Henricus Martinus Maria (Han) Fortmann (Amersfoort, 15. Juni1912 - Nimwegen, 4. April1970) war ein NiederländischProfessor in Kultur und Psychologie der Religion und römisch katholischPriester.

Fortmanns Arbeit näherte sich allen Aspekten der Religion, einschließlich des Katholizismus, aus einem psychologischen Blickwinkel. Er machte auf die Bedeutung der religiösen Erfahrung aufmerksam und zeigte, dass die religiöse Erfahrung keine Projektion ist, sondern aus der Erfahrung des „Grundgeheimnisses“ und der Unzulänglichkeit der Dinge entsteht.
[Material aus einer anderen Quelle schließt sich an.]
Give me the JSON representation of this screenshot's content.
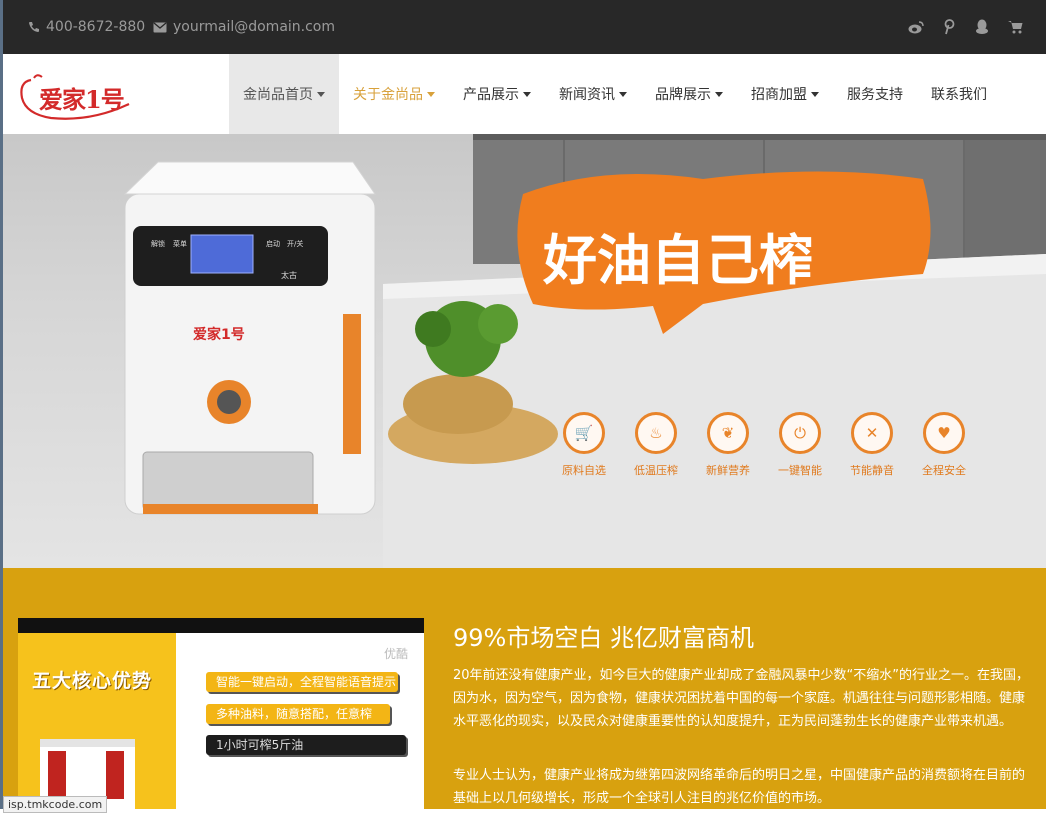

Han Fortmann (H.M.M.) wird oft mit seinem älteren Bruder, dem römisch-katholischen Priester und Theologen, verwechselt Hermann Fortmann (Initialen: H.J.H.M.).

Biografie

Han Fortmann wurde am 15. Juni 1912 in Amersfoort geboren. Nach dem Abitur studierte er Philosophie und Theologie an der großes Seminar Rijsenburg. 1936 wurde er zum Priester geweiht. 1943 graduierte er in Psychologie an der Katholische Universität Nijmegen (später Radboud-Universität).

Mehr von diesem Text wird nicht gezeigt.